La calle era, como escribí mßs arriba, ademßs un camino que hacía de ruta. La calle era blanca en mi cabeza de niño, posiblemente también en aquello que llamamos "lo real" y además lo es en mi memoria invencible, obsesiva y remota.
Pero hay algo más que no olvido de esa madrugada y es el frío muy intenso, mayo tal vez, tal vez junio pero que de todos modos no molesta ahora al menos en mi recuerdo. Pudieron ser además, otras mañanas muchas otras digamos que se reúnen en ésta, se superponen como delgadas capas de humilde cebolla.
Esa mañana ¿o era otra? un pequeño bulto llamó la atención y corrí hasta él, puesto justo en el camino delante nuestro puesto o caído, no sé.
Tal vez pensé en algo valioso y lo cierto es que de algún modo lo fue para mí dentro de su poco valor económico: un sobre mediano blanco muy blanco tal vez por el brillo lunar y dentro había otros sobres más chicos y algunos papeles de cartas. De cuando las cartas se escribían a mano, con lapicera mojada en tinta y se usaba secante para que la escritura no manchara las manos. Bella costumbre que la Humanidad ya perdió para siempre.

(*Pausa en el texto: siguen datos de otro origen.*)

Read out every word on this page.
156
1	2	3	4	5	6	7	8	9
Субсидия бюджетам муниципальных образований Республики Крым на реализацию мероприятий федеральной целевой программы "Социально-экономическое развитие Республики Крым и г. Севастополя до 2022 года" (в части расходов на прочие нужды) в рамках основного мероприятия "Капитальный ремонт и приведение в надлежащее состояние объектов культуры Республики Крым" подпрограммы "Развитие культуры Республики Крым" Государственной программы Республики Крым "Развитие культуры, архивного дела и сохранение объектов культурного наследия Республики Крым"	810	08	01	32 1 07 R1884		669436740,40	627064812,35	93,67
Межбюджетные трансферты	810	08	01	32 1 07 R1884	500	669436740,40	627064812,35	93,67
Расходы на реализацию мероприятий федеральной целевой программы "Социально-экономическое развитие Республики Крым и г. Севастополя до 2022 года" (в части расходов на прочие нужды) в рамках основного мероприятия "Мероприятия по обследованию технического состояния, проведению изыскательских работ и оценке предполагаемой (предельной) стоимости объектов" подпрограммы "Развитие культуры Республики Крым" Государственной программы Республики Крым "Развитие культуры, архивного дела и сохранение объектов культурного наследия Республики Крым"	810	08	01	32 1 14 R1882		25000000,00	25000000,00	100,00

Ese papel venía doblado en dos, rayado y era grueso y se usaba para cartas de familia, o de negocios y a veces allí se escribían febriles cartas de amor cuando faltaban las otras al uso amoroso, de papel más fino y hasta los había perfumados, o rosa o celestes.
Ignoro hoy qué hice con esos papeles de carta (recado de escribir, se les llamaba), tal vez escribí a mis abuelas o alguna de mis primas o a aquella tía soltera que siempre vivía esperando cartas de su amor tan viajero. Tal vez, esto es más improbable, haya tratado de pergeñar algún poema sin saber qué era la poesía, cosa que ignoro hasta hoy.
Lo que pudo ocurrir es que haya usado esas hojas para anotar un diario íntimo que llevaba por entonces y que tuve en mi cabeza algún día seguir y no pude u olvidé. Tal vez quise evitar esa trama que implica "escribir para sí", es falso, todos lo hacemos para otros aun sin reconocerlo.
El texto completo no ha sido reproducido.